Dès le lendemain 6 juin 1810, M. le bibliothécaire en chef avait donné suite à la décision de l'Académie. A cette date il porte dans ses comptes pour l'année 1809-1810, la mention suivante (Note: Archives de la Bibliothèque cantonale et universitaire.) :
« [Livré] à Mr. Chavannes-Porta, ensuite d'une délibération académique sur une Bible manuscrite sur vélin pour deux ans £ 200. »
Cette précieuse Bible manuscrite était entrée provisoirement à la Bibliothèque académique. Qu'allait-on faire pour l'acquérir définitivement?

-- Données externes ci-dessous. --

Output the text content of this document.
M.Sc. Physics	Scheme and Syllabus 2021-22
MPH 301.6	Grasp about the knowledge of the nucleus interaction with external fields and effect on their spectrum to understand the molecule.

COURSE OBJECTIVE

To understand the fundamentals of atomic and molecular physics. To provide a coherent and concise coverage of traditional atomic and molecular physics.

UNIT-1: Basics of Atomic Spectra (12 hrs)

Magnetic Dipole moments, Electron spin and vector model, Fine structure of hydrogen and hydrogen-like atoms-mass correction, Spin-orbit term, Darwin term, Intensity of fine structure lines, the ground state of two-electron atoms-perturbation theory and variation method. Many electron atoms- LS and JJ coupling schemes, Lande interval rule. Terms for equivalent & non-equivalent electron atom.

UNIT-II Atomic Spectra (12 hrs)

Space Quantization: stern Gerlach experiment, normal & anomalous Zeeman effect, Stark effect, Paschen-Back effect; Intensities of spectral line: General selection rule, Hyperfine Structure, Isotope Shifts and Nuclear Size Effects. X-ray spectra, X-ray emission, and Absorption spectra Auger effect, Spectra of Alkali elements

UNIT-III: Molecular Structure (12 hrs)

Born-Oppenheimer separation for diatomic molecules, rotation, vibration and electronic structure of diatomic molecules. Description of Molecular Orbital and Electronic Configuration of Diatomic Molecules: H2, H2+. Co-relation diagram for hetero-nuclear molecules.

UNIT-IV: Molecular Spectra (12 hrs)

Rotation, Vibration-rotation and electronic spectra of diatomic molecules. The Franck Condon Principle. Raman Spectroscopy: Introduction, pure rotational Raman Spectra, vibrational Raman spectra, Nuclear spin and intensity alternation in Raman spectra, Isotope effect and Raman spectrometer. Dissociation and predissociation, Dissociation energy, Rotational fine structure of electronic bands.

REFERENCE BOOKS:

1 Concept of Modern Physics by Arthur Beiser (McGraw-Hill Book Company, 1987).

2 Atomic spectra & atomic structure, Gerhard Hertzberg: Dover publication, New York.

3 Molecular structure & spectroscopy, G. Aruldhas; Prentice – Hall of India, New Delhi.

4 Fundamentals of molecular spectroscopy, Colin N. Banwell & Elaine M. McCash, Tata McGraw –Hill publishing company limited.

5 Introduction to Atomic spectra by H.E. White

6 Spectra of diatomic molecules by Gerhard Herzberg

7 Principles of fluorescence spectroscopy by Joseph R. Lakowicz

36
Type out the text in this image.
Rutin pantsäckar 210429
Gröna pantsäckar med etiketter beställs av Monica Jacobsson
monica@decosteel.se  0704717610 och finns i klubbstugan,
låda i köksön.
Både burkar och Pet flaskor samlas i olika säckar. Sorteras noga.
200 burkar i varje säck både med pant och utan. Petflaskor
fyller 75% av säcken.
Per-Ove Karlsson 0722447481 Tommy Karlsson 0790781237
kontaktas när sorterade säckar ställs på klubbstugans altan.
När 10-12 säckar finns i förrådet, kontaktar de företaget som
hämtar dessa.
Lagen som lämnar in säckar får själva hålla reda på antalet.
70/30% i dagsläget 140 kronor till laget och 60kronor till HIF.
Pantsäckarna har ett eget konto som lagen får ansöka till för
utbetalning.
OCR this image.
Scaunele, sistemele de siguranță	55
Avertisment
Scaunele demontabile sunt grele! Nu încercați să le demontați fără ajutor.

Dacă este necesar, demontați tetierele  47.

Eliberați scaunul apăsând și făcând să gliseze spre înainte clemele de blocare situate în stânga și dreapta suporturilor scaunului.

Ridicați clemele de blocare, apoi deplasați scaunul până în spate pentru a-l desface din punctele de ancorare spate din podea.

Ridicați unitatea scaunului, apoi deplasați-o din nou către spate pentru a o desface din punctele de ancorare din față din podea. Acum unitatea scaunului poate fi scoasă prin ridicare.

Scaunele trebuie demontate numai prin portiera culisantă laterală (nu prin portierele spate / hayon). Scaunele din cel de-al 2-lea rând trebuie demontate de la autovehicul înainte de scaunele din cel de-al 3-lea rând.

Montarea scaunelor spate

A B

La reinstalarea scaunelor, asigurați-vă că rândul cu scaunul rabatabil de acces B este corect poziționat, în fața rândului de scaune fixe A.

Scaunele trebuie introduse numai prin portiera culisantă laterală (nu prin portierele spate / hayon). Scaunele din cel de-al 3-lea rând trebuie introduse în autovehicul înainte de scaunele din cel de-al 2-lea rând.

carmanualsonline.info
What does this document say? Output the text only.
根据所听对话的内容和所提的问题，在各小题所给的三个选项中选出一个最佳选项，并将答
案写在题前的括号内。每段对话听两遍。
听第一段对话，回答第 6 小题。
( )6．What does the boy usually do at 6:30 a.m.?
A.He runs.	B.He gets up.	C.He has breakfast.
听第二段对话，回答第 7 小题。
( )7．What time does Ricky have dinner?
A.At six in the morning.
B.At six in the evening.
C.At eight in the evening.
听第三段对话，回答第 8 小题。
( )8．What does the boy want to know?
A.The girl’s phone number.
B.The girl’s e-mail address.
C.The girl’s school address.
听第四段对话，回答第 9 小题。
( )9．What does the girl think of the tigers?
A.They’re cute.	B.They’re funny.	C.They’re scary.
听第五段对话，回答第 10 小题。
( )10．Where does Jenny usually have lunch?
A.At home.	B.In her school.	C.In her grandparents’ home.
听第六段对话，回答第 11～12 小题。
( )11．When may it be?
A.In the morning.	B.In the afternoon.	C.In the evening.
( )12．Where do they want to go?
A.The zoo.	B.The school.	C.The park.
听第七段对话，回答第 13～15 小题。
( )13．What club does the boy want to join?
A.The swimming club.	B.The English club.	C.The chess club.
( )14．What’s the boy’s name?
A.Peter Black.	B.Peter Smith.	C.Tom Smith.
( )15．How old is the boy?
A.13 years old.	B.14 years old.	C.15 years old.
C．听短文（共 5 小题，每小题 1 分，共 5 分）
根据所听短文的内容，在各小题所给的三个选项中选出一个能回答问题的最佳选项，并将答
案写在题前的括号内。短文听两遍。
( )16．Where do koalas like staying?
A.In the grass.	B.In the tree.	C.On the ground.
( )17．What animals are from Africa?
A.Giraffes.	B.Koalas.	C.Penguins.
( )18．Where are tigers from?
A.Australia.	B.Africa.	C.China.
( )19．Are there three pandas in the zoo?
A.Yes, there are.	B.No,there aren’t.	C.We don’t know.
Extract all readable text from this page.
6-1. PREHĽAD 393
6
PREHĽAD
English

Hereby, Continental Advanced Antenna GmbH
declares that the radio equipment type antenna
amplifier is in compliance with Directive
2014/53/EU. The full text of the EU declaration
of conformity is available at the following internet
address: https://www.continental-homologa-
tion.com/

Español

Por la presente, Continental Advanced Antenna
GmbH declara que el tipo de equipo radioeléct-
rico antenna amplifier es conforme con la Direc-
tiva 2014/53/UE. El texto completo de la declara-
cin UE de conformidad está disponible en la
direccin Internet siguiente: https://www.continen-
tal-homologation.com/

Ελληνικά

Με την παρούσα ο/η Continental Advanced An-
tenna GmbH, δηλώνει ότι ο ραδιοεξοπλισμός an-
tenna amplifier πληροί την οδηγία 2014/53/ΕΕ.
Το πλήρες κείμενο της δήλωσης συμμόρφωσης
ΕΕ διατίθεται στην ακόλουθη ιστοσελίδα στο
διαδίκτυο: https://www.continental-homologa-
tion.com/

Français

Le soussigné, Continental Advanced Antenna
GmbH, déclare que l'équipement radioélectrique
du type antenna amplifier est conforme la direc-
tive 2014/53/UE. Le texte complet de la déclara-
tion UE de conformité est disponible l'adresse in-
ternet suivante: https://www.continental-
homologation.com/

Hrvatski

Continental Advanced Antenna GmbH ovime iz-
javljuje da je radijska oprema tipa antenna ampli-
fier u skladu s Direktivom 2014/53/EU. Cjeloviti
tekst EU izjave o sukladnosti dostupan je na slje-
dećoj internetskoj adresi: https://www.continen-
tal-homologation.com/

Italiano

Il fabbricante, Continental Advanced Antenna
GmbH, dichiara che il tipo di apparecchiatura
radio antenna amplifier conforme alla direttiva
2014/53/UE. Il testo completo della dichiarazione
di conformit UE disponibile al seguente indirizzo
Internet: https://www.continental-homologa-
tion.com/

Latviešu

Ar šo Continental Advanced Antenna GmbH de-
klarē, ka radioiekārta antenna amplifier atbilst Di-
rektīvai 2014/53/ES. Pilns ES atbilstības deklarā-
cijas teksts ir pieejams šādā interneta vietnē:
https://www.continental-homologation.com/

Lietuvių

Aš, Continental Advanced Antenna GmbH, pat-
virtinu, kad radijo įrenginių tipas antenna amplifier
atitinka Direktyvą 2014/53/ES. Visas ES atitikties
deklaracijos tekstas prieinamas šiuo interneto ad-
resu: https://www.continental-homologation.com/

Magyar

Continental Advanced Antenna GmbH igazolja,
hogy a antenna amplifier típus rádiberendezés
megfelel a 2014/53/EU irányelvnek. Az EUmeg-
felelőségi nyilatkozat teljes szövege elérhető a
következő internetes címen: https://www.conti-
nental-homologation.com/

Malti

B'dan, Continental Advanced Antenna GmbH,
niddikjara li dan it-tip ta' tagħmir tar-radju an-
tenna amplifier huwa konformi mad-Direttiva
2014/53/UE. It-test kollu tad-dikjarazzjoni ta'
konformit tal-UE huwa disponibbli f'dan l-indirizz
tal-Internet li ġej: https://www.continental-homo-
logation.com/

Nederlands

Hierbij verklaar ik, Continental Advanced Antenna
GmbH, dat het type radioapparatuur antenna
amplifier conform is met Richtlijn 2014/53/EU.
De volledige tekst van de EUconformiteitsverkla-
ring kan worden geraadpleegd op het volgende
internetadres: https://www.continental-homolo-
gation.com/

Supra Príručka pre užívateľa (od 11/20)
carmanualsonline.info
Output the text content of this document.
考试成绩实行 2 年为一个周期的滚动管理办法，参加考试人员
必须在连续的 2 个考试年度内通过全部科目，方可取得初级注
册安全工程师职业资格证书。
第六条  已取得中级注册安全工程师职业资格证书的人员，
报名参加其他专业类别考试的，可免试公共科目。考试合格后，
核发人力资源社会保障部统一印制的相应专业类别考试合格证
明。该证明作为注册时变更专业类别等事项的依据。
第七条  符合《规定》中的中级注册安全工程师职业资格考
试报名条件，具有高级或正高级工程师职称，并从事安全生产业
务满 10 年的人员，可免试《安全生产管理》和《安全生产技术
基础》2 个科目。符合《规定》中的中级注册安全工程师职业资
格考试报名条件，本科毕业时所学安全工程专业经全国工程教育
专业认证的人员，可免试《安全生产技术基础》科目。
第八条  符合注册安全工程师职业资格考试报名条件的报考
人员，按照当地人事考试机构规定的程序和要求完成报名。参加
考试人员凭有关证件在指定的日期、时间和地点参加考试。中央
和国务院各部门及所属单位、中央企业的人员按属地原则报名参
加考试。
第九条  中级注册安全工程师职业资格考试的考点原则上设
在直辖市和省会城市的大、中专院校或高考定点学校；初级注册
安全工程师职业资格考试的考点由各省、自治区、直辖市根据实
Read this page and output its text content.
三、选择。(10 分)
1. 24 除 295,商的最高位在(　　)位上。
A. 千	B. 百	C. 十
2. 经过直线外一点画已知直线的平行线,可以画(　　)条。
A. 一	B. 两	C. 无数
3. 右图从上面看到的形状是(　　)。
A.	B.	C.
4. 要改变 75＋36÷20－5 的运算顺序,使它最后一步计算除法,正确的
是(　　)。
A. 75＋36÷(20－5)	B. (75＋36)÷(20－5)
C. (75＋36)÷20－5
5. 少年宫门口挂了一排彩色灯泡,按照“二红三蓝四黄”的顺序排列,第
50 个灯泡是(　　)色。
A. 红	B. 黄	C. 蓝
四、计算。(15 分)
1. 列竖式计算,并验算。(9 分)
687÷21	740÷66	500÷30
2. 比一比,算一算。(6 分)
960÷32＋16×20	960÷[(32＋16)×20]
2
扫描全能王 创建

Au bout d'un an et demi, la Bible Porta fait de nouveau l'objet des délibérations de l'Académie. Dans sa séance du 12 novembre 1811 (Note: ARCH. CANT. VAUD., Bdd 5114, p. 145.), « on lit une lettre de M. l'av[oca]t Louis Porta, en date du 11 9bre 1811, par laquelle il offre de rendre la somme de deux cents francs avec intérêt et rate pour retirer la Bible, ancien manuscrit, qu'il a remise pour sureté de dite somme; ou à céder la dite Bible dès ce moment en toute propriété à la Bibliothèque académique, moyennant encore une somme de deux cents francs en sus des deux cents autres qu'il a déjà reçus ».
« L'Académie, avant de répondre à cette proposition, prie M. le Bibliothécaire en chef [le professeur A. Leresche] d'examiner avec soin ce manuscrit et de s'associer pour cela, s'il le juge nécessaire, une personne qu'il croit propre à le seconder dans cet examen. – Sur le rapport de Mr. le Bibliothécaire, l'Académie prendra une décision. »
Peut-être le rapport de M. le professeur Leresche, qui était alors bibliothécaire en chef, ne fut-il pas très enthousiaste. Ce qui est sûr, c'est que la proposition de l'avocat Porta ne fut pas acceptée. On lit en effet dans le procès-verbal de la séance de l'Académie du 26 novembre 1811 (Note: ARCH. CANT. VAUD., Bdd 5114, p. 148.) :
« On délibère de nouveau sur la proposition de Mr. Porta relative à son manuscrit de la Bible et l'on décide que l'Académie ne pouvant consacrer une somme considérable pour un objet plutôt curieux qu'utile, offrira à Mr. Porta £ 240 de ce manuscrit ; si du moins Mr. Porta ne croit pas faire un sacrifice en le cédant à ce prix. »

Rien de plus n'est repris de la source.